Bien entendu, la magie n’opérerait pas sans la virtuosité des interprètes. Quelle leçon ! Fabrice Pierre et Anne Cantineau sont bouleversants. Ils nous touchent, nous émeuvent, nous brassent, nous remuent, nous bousculent, nous dérangent. On imagine leur épuisement au sortir de la représentation. Ils donnent tout. Sans concessions. Et les moments où ils ne sont pas présents ensemble sur scène laissent place aussi à des saynètes indispensables à notre réflexion : par exemple, la cliente que Marianne reçoit dans son cabinet d’avocat, Mme Jacobi (Nanou Garcia), n’est-elle pas celle qui va immiscer le doute dans l’esprit de la jeune femme ? Le récit de Nanou Garcia est empreint d’une grande véridicité. Même chose pour la mère de Marianne (Michèle Foucher) qui offre à sa fille une confession magnifique sur sa vie amoureuse, confession qui tend à montrer un « processus de reproduction » des plus effrayants…

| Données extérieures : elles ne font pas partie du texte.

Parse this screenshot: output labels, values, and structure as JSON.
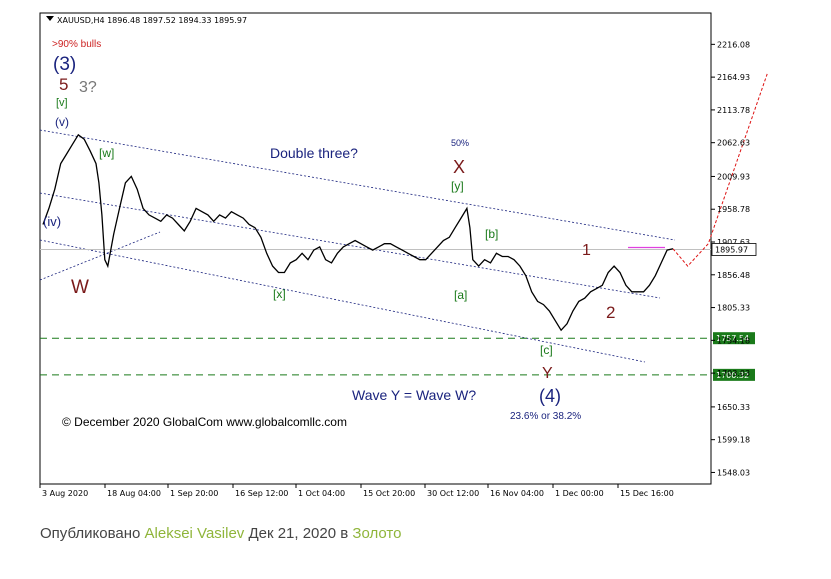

Alors que vient l’instant de refermer le cadavre, de recoudre les plaies béantes pour qu’il puisse être inhumé dignement, on réfléchit à la question posée : la vérité serait-elle une sorte de guillotine qui décapite proprement la vie de couple ? « L’art de cacher la poussière sous le tapis » la seule solution ? Peu importe la réponse. Une chose est sûre : le théâtre est bel et bien là pour faire naître l’émotion. Dès lors, on remercie Nicolas Liautard de ce grand moment de vie. 

Aurélie Plaut

  1. Il faut toujours terminer qu’est-ce qu’on a commencé (le Mépris), mise en scène de Nicolas Liautard, avec Jean‑Yves Broustail, Jean‑Charles Delaume, Aurélie Nuzillard, Fabrice Pierre, Wolfgang Pissors, Marion Suzanne, à La Colline, du 3 au 29 mars 2015, du mercredi au samedi à 21 heures, le mardi à 19 heures et le dimanche à 16 heures.
  2. Ingmar Bergman, introduction et choix de textes par Odette Aslan, Paris, Actes SudPapiers, coll. « Mettre en scène », p. 31.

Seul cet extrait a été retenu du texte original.